14> Keep memorizing words like "SSPPLLAATT", "KAPOW", and "BLAMMMMO" for school spelling bee.
13> Your resume lists your last three jobs as Defender of the Galaxy, Sidekick to Defender of the Galaxy, and Assistant Manager of InterGalactic 7-11.
12> You shout "Curses! Foiled again" when they forget the catsup at the drive-through.
11> You whack your boss over the head with a hammer and are surprised when his head doesn't pop back into shape.
10> Despite repeated attempts to stop speeding cars with your bare hands, neighbors still think you're just a suicidal lunatic.
9> At age 43, you set the regional subscription record for Grit Magazine.

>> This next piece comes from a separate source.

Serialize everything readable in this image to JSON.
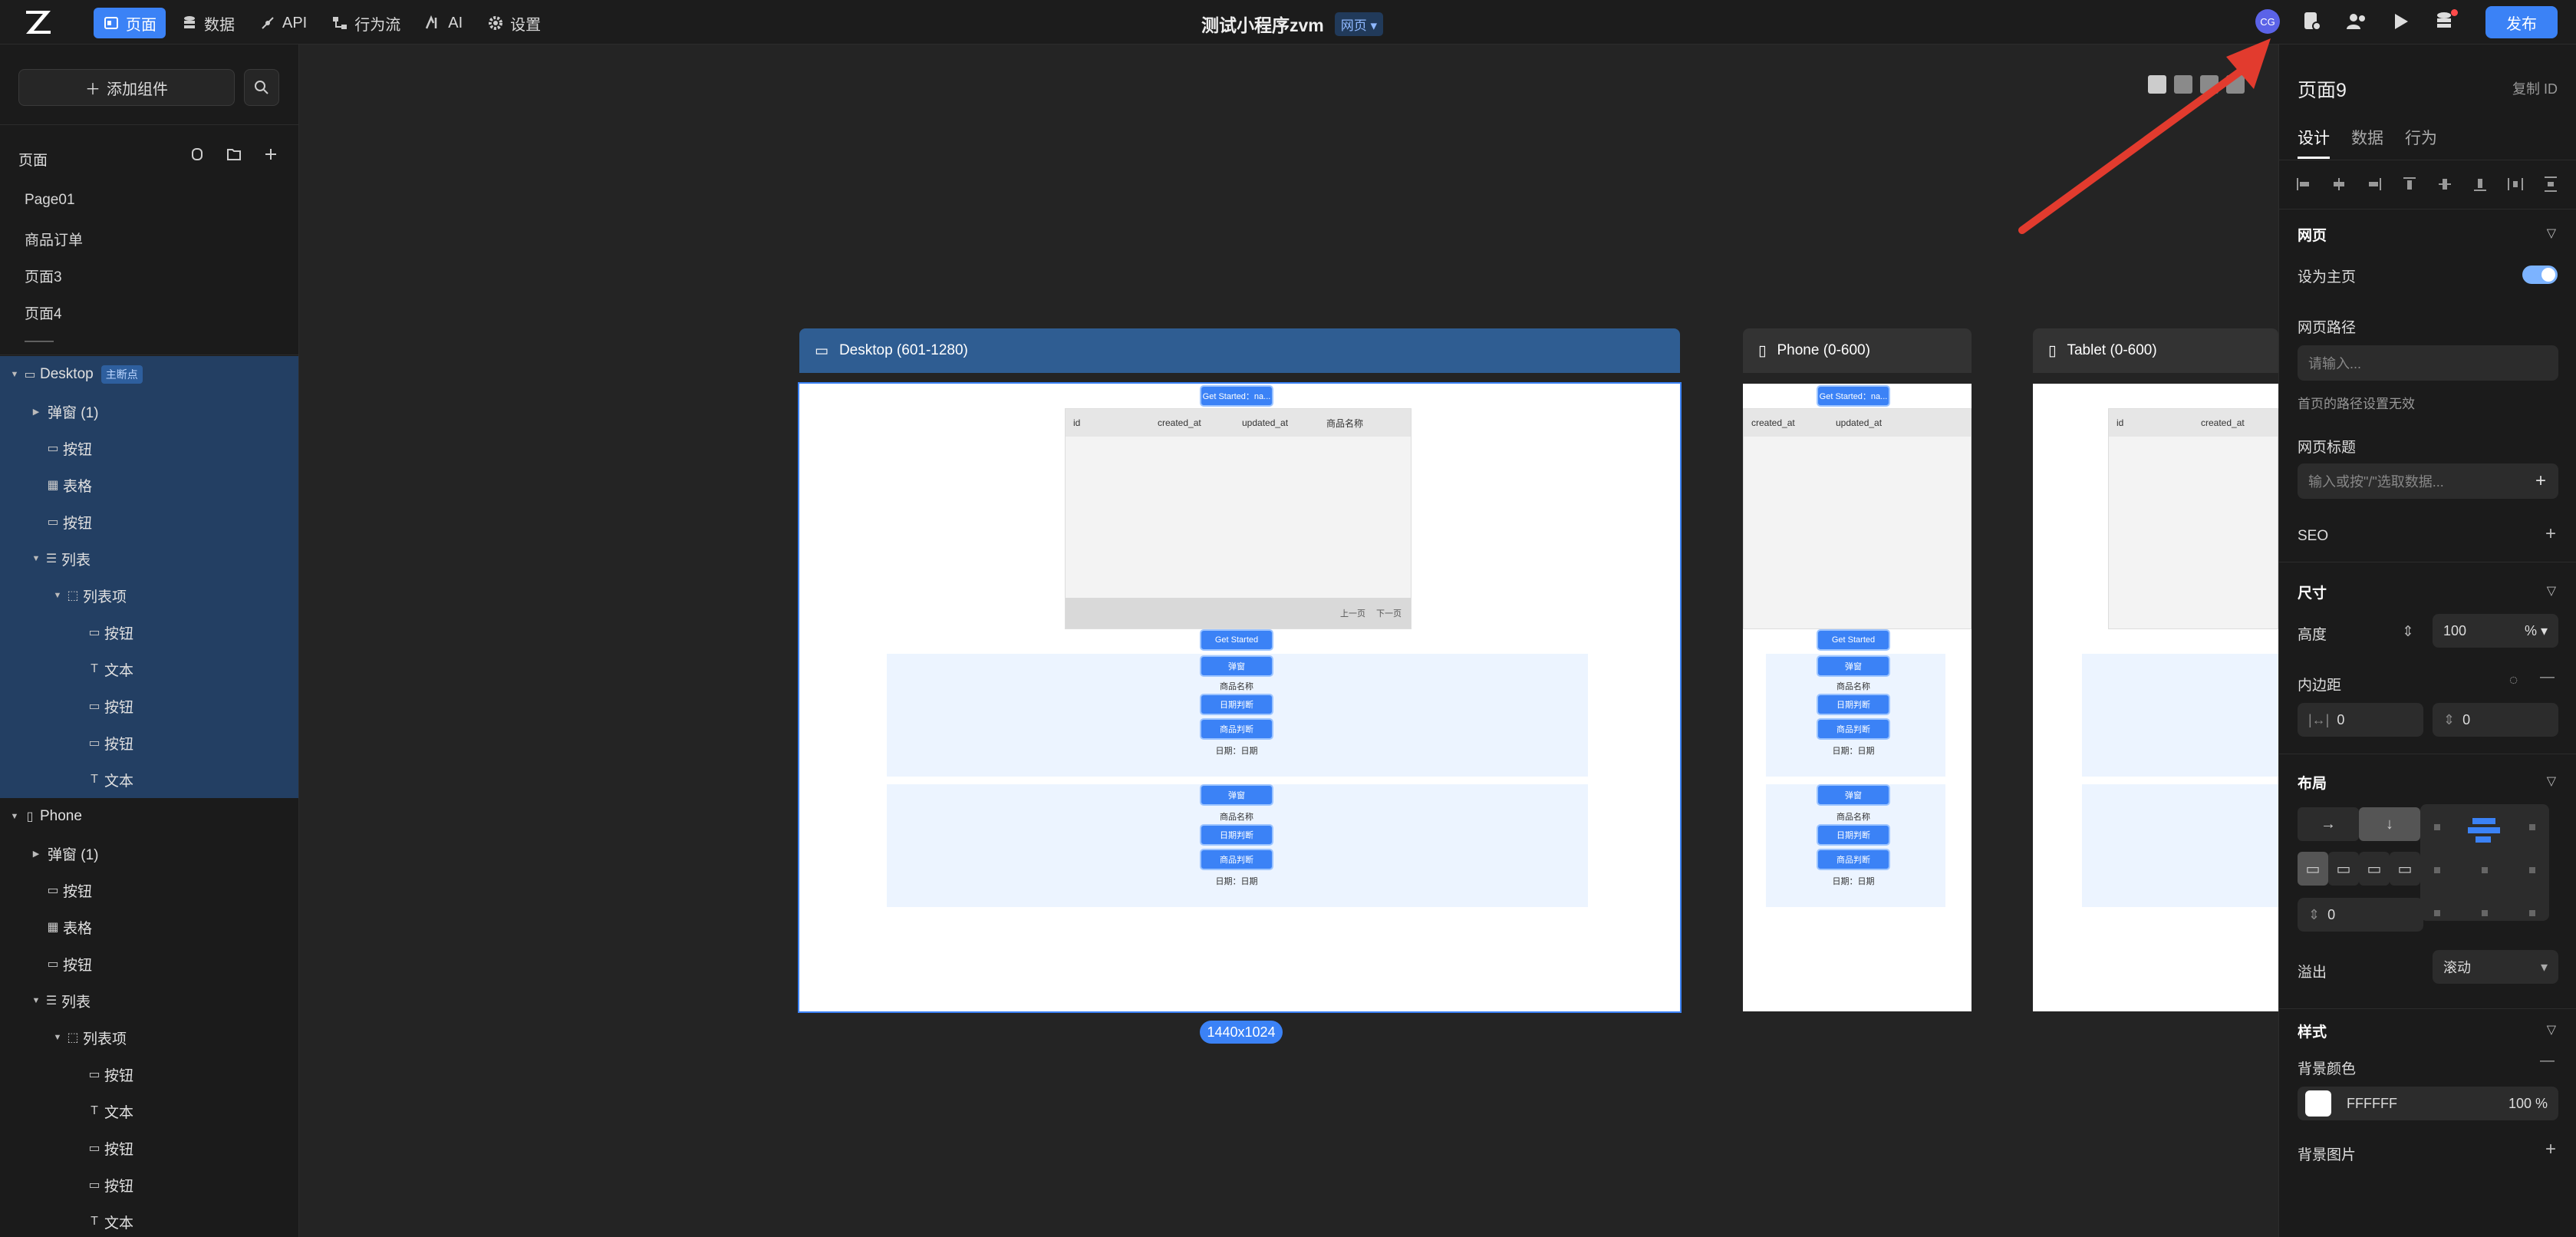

8> Your compulsive self-narrative renders you too transparent for a career in real estate or car repair.
7> You're the only one wearing a cape at step aerobics.
6> "Holy 40-year-old virgin, Batman!"
5> Wife is getting tired of you introducing her as "My trusty sidekick."
4> Most of your sick days are due to "the effects of the earth's yellow sun."
3> Refusing to admit you're drunk, you vow revenge on the evil "Flaccidus" for your inability to "perform."
2> Your secret identity keeps drinking all the beer.
and the Number 1 Sign You Read Too Many Comic Books...
1> Your attempts at becoming "Danger Cloud" are proving hard on the underwear.